Journal de Louve #28 Renard Rivage
Il étend sa serviette, tout près de la baignoire.
S’allonge sur le doux bleu. S’étire. Sa bouche me dit des sourires et ses doigts se baladent où ils en ont envie.
Je m’allonge, paisible au ventre, lisse son pelage de ma main.
L’air est humide, sa peau est tiède. Ma tête est sous sa tête, je sais qu’il me regarde
quand il raconte
ça fait des ondes.
Ses récits vont et viennent, ou ne reviennent même pas.
C’est un Renard Rivage.
Un être où je viens déferler avec une délicate tendresse.

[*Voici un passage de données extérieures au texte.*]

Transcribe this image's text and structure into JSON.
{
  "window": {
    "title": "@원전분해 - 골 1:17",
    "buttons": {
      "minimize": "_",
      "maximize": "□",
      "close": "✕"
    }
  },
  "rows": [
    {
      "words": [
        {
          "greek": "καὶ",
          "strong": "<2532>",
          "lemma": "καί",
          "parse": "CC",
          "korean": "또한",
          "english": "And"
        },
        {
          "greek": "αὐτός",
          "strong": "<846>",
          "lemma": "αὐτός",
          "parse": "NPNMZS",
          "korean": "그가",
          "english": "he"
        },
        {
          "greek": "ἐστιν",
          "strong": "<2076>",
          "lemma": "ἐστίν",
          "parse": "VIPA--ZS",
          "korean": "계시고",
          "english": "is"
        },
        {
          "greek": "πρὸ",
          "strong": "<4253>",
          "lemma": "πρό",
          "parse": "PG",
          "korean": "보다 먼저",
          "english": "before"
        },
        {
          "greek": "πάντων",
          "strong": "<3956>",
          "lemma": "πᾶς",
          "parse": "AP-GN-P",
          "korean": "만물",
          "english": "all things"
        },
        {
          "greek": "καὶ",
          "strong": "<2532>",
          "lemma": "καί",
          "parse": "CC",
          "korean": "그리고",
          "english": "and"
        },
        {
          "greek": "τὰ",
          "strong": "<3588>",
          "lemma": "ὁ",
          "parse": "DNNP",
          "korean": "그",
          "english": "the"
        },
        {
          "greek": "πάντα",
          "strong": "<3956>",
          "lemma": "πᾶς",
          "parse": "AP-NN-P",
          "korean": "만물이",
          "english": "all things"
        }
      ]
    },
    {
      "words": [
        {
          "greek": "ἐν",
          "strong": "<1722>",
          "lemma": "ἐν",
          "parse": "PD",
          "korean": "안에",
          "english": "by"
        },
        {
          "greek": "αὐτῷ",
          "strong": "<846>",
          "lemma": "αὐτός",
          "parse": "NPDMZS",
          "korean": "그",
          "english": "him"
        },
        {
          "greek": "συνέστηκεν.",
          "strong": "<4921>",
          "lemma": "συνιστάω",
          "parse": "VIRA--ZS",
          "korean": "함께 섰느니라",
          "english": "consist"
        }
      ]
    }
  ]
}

Il ne m’appartient pas. Il nous appartient le désir qui nous lie.
Je parle quand je veux rendre compte de la couleur qu’a la vie quand elle traverse mes yeux, quand elle traverse mes pores.
Ses oreilles dressées capturent mes mots, mes souffles et mes mouvements.
Je ponctue ma balade verbale de baisers. Le parsème en entier.
Et cela prend le rythme de mes phrases-pensées.
Nous habitons ce monde et tu es ma maison. Danse mon amour, et danse avant même, qu’il ne reste que ça.
C’est un Renard Rivage. Celui que j’apprivoise depuis qu’il m’y a invitée avec une sage patience.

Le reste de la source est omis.